‘But I must,’ said poor Isabel. ‘Oh, Miss Catherine, if you would but think how it all was. Can I put it in words? I was fond—fond of him—and oh! but he was good to me. But you know—the difference; and if you had said a month since—He is coming; let us fly away, not to meet him, not to bring back the past—I would have gone to the end of the world. I would be—almost—glad—now——’
‘Of what, Isabel?’ cried Miss Catherine. ‘My dear, my dear, come, and I will go with you, and free you from this man!’
‘I can never be free of him—now!’ she said. ‘To say the words is an offence to me. I would have clung to my old life, to be Mr. Lothian’s widow and little Margaret’s mother, and nothing more; but now that is all past. If that was what you wanted, why did you let me see the one man—the only man——’
Here Isabel stopped, silenced by her sobs and her shame. She was not ashamed to love him, but she was ashamed to say it in words, to disclose the sacred depths of the heart to any strange eye. She bent her crimson tear-wet face over her child. Poor little Margaret! if she could have known the meaning of all those looks of trouble, and passion, and distress, at which she gazed so gravely with profound baby eyes!
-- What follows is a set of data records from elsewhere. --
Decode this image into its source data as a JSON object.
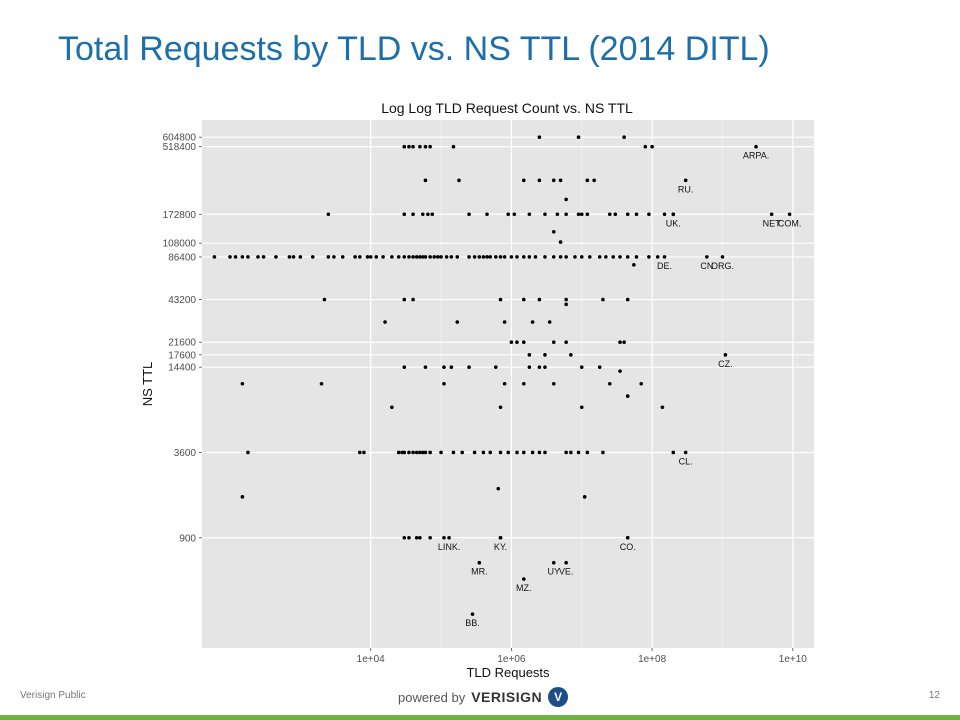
{
  "slide": {
    "title": "Total Requests by TLD vs. NS TTL (2014 DITL)",
    "footer_left": "Verisign Public",
    "page_number": "12",
    "powered_by": "powered by",
    "brand": "VERISIGN",
    "logo_glyph": "V",
    "accent_color": "#1c6fa8",
    "bar_color": "#6db33f"
  },
  "chart_data": {
    "type": "scatter",
    "title": "Log Log TLD Request Count vs. NS TTL",
    "xlabel": "TLD Requests",
    "ylabel": "NS TTL",
    "x_scale": "log10",
    "y_scale": "log10",
    "xlim": [
      40,
      20000000000
    ],
    "ylim": [
      150,
      800000
    ],
    "x_ticks": [
      {
        "value": 10000,
        "label": "1e+04"
      },
      {
        "value": 1000000,
        "label": "1e+06"
      },
      {
        "value": 100000000,
        "label": "1e+08"
      },
      {
        "value": 10000000000,
        "label": "1e+10"
      }
    ],
    "y_ticks": [
      {
        "value": 900,
        "label": "900"
      },
      {
        "value": 3600,
        "label": "3600"
      },
      {
        "value": 14400,
        "label": "14400"
      },
      {
        "value": 17600,
        "label": "17600"
      },
      {
        "value": 21600,
        "label": "21600"
      },
      {
        "value": 43200,
        "label": "43200"
      },
      {
        "value": 86400,
        "label": "86400"
      },
      {
        "value": 108000,
        "label": "108000"
      },
      {
        "value": 172800,
        "label": "172800"
      },
      {
        "value": 518400,
        "label": "518400"
      },
      {
        "value": 604800,
        "label": "604800"
      }
    ],
    "grid": true,
    "labeled_points": [
      {
        "label": "ARPA.",
        "x": 3000000000,
        "y": 518400
      },
      {
        "label": "RU.",
        "x": 300000000,
        "y": 300000
      },
      {
        "label": "UK.",
        "x": 200000000,
        "y": 172800
      },
      {
        "label": "NET",
        "x": 5000000000,
        "y": 172800
      },
      {
        "label": "COM.",
        "x": 9000000000,
        "y": 172800
      },
      {
        "label": "DE.",
        "x": 150000000,
        "y": 86400
      },
      {
        "label": "CN",
        "x": 600000000,
        "y": 86400
      },
      {
        "label": "ORG.",
        "x": 1000000000,
        "y": 86400
      },
      {
        "label": "CZ.",
        "x": 1100000000,
        "y": 17600
      },
      {
        "label": "CL.",
        "x": 300000000,
        "y": 3600
      },
      {
        "label": "CO.",
        "x": 45000000,
        "y": 900
      },
      {
        "label": "LINK.",
        "x": 130000,
        "y": 900
      },
      {
        "label": "KY.",
        "x": 700000,
        "y": 900
      },
      {
        "label": "MR.",
        "x": 350000,
        "y": 600
      },
      {
        "label": "UY",
        "x": 4000000,
        "y": 600
      },
      {
        "label": "VE.",
        "x": 6000000,
        "y": 600
      },
      {
        "label": "MZ.",
        "x": 1500000,
        "y": 460
      },
      {
        "label": "BB.",
        "x": 280000,
        "y": 260
      }
    ],
    "points": [
      [
        30000,
        518400
      ],
      [
        35000,
        518400
      ],
      [
        40000,
        518400
      ],
      [
        50000,
        518400
      ],
      [
        60000,
        518400
      ],
      [
        70000,
        518400
      ],
      [
        150000,
        518400
      ],
      [
        80000000,
        518400
      ],
      [
        100000000,
        518400
      ],
      [
        2500000,
        604800
      ],
      [
        9000000,
        604800
      ],
      [
        40000000,
        604800
      ],
      [
        60000,
        300000
      ],
      [
        180000,
        300000
      ],
      [
        1500000,
        300000
      ],
      [
        2500000,
        300000
      ],
      [
        4000000,
        300000
      ],
      [
        5000000,
        300000
      ],
      [
        12000000,
        300000
      ],
      [
        15000000,
        300000
      ],
      [
        6000000,
        220000
      ],
      [
        2500,
        172800
      ],
      [
        30000,
        172800
      ],
      [
        40000,
        172800
      ],
      [
        55000,
        172800
      ],
      [
        65000,
        172800
      ],
      [
        75000,
        172800
      ],
      [
        250000,
        172800
      ],
      [
        450000,
        172800
      ],
      [
        900000,
        172800
      ],
      [
        1100000,
        172800
      ],
      [
        1800000,
        172800
      ],
      [
        3000000,
        172800
      ],
      [
        4500000,
        172800
      ],
      [
        6000000,
        172800
      ],
      [
        9000000,
        172800
      ],
      [
        10000000,
        172800
      ],
      [
        12000000,
        172800
      ],
      [
        25000000,
        172800
      ],
      [
        30000000,
        172800
      ],
      [
        45000000,
        172800
      ],
      [
        60000000,
        172800
      ],
      [
        90000000,
        172800
      ],
      [
        150000000,
        172800
      ],
      [
        200000000,
        172800
      ],
      [
        4000000,
        130000
      ],
      [
        5000000,
        110000
      ],
      [
        60,
        86400
      ],
      [
        100,
        86400
      ],
      [
        120,
        86400
      ],
      [
        150,
        86400
      ],
      [
        180,
        86400
      ],
      [
        250,
        86400
      ],
      [
        300,
        86400
      ],
      [
        450,
        86400
      ],
      [
        700,
        86400
      ],
      [
        800,
        86400
      ],
      [
        1000,
        86400
      ],
      [
        1500,
        86400
      ],
      [
        2500,
        86400
      ],
      [
        3000,
        86400
      ],
      [
        4000,
        86400
      ],
      [
        6000,
        86400
      ],
      [
        7000,
        86400
      ],
      [
        9000,
        86400
      ],
      [
        10000,
        86400
      ],
      [
        12000,
        86400
      ],
      [
        15000,
        86400
      ],
      [
        20000,
        86400
      ],
      [
        25000,
        86400
      ],
      [
        30000,
        86400
      ],
      [
        35000,
        86400
      ],
      [
        40000,
        86400
      ],
      [
        45000,
        86400
      ],
      [
        50000,
        86400
      ],
      [
        55000,
        86400
      ],
      [
        60000,
        86400
      ],
      [
        70000,
        86400
      ],
      [
        80000,
        86400
      ],
      [
        90000,
        86400
      ],
      [
        100000,
        86400
      ],
      [
        120000,
        86400
      ],
      [
        140000,
        86400
      ],
      [
        170000,
        86400
      ],
      [
        250000,
        86400
      ],
      [
        300000,
        86400
      ],
      [
        350000,
        86400
      ],
      [
        400000,
        86400
      ],
      [
        450000,
        86400
      ],
      [
        500000,
        86400
      ],
      [
        600000,
        86400
      ],
      [
        700000,
        86400
      ],
      [
        800000,
        86400
      ],
      [
        1000000,
        86400
      ],
      [
        1200000,
        86400
      ],
      [
        1500000,
        86400
      ],
      [
        1800000,
        86400
      ],
      [
        2200000,
        86400
      ],
      [
        3000000,
        86400
      ],
      [
        4000000,
        86400
      ],
      [
        5000000,
        86400
      ],
      [
        6000000,
        86400
      ],
      [
        8000000,
        86400
      ],
      [
        10000000,
        86400
      ],
      [
        13000000,
        86400
      ],
      [
        18000000,
        86400
      ],
      [
        22000000,
        86400
      ],
      [
        28000000,
        86400
      ],
      [
        35000000,
        86400
      ],
      [
        45000000,
        86400
      ],
      [
        60000000,
        86400
      ],
      [
        90000000,
        86400
      ],
      [
        120000000,
        86400
      ],
      [
        55000000,
        76000
      ],
      [
        2200,
        43200
      ],
      [
        30000,
        43200
      ],
      [
        40000,
        43200
      ],
      [
        700000,
        43200
      ],
      [
        1500000,
        43200
      ],
      [
        2500000,
        43200
      ],
      [
        6000000,
        43200
      ],
      [
        20000000,
        43200
      ],
      [
        45000000,
        43200
      ],
      [
        6000000,
        40000
      ],
      [
        16000,
        30000
      ],
      [
        170000,
        30000
      ],
      [
        800000,
        30000
      ],
      [
        2000000,
        30000
      ],
      [
        3500000,
        30000
      ],
      [
        1000000,
        21600
      ],
      [
        1200000,
        21600
      ],
      [
        1500000,
        21600
      ],
      [
        4000000,
        21600
      ],
      [
        6000000,
        21600
      ],
      [
        35000000,
        21600
      ],
      [
        40000000,
        21600
      ],
      [
        1800000,
        17600
      ],
      [
        3000000,
        17600
      ],
      [
        7000000,
        17600
      ],
      [
        30000,
        14400
      ],
      [
        60000,
        14400
      ],
      [
        110000,
        14400
      ],
      [
        140000,
        14400
      ],
      [
        250000,
        14400
      ],
      [
        600000,
        14400
      ],
      [
        1800000,
        14400
      ],
      [
        2500000,
        14400
      ],
      [
        3000000,
        14400
      ],
      [
        10000000,
        14400
      ],
      [
        18000000,
        14400
      ],
      [
        35000000,
        13500
      ],
      [
        150,
        11000
      ],
      [
        2000,
        11000
      ],
      [
        110000,
        11000
      ],
      [
        800000,
        11000
      ],
      [
        1500000,
        11000
      ],
      [
        4000000,
        11000
      ],
      [
        25000000,
        11000
      ],
      [
        70000000,
        11000
      ],
      [
        45000000,
        9000
      ],
      [
        20000,
        7500
      ],
      [
        700000,
        7500
      ],
      [
        10000000,
        7500
      ],
      [
        140000000,
        7500
      ],
      [
        180,
        3600
      ],
      [
        7000,
        3600
      ],
      [
        8000,
        3600
      ],
      [
        25000,
        3600
      ],
      [
        28000,
        3600
      ],
      [
        30000,
        3600
      ],
      [
        35000,
        3600
      ],
      [
        40000,
        3600
      ],
      [
        45000,
        3600
      ],
      [
        50000,
        3600
      ],
      [
        55000,
        3600
      ],
      [
        60000,
        3600
      ],
      [
        70000,
        3600
      ],
      [
        100000,
        3600
      ],
      [
        150000,
        3600
      ],
      [
        200000,
        3600
      ],
      [
        300000,
        3600
      ],
      [
        400000,
        3600
      ],
      [
        500000,
        3600
      ],
      [
        700000,
        3600
      ],
      [
        900000,
        3600
      ],
      [
        1200000,
        3600
      ],
      [
        1500000,
        3600
      ],
      [
        2000000,
        3600
      ],
      [
        2500000,
        3600
      ],
      [
        3000000,
        3600
      ],
      [
        6000000,
        3600
      ],
      [
        7000000,
        3600
      ],
      [
        9000000,
        3600
      ],
      [
        12000000,
        3600
      ],
      [
        20000000,
        3600
      ],
      [
        200000000,
        3600
      ],
      [
        650000,
        2000
      ],
      [
        150,
        1750
      ],
      [
        11000000,
        1750
      ],
      [
        30000,
        900
      ],
      [
        35000,
        900
      ],
      [
        45000,
        900
      ],
      [
        50000,
        900
      ],
      [
        70000,
        900
      ],
      [
        110000,
        900
      ],
      [
        700000,
        900
      ],
      [
        45000000,
        900
      ]
    ]
  }
}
Miss Catherine rose up and shook out her dress with an agitated movement, as if shaking the very dust from it, according to scriptural injunction; and yet she had been touched, though she would not admit it, by Isabel’s cry.
‘You must judge for yourself,’ she said. ‘All has been said that can be said. I cannot change your heart or settle your life for you, one way or another. You must do as you will. You know what I think, and what a sore blow this is to me; and I can say no more.’
And Miss Catherine swept out of the room and out of the house, leaving poor Isabel with her face hidden and her heart torn asunder.
It did not even strike Isabel as strange that she received no overtures of friendship from his family, nor, indeed, heard of them in any way. Her case seemed too far removed out of the ordinary course of life to leave her any interest in ordinary circumstances. She never thought of his people; all who surrounded herself were hostile or disapproving, and the effect upon her was to make her independent (as she thought) of sympathy. The world was hard upon her, and she turned her back upon the world.
And thus it happened that they were married, without paying any attention to the objections and protestations of Loch Diarmid. It was in the beginning of winter, when little Margaret was nearly a year old. Margaret’s father had been but a year and a half dead, which was the fact that chiefly shocked the parish.
Stapylton took his bride to a pretty sea-side village further down the Clyde where the winter was mild, and where there were no associations to disturb the peace of their beginning. He bore with her in her distress at that temporary parting with her child—he bore with her anxieties about little Margaret and longings after her, in the little interval which he might have claimed as specially his own. He was thoughtful of her every wish, putting aside his own comfort (she thought) for hers. And Isabel found herself, all unawares, wrapt in that dream of happiness which most hearts entertain one time or other, and which so few realise. Out of her doubts she came into a sense of reality which was exquisite to her—and she who had loved her lover without believing in him, grew, with a blessed surprise and delight, which was like Heaven to her, to trust as much as she loved. The change was like that from night into the brightest day. She had reached the heights all radiant with the sun rising, after the valley of the shadow of death.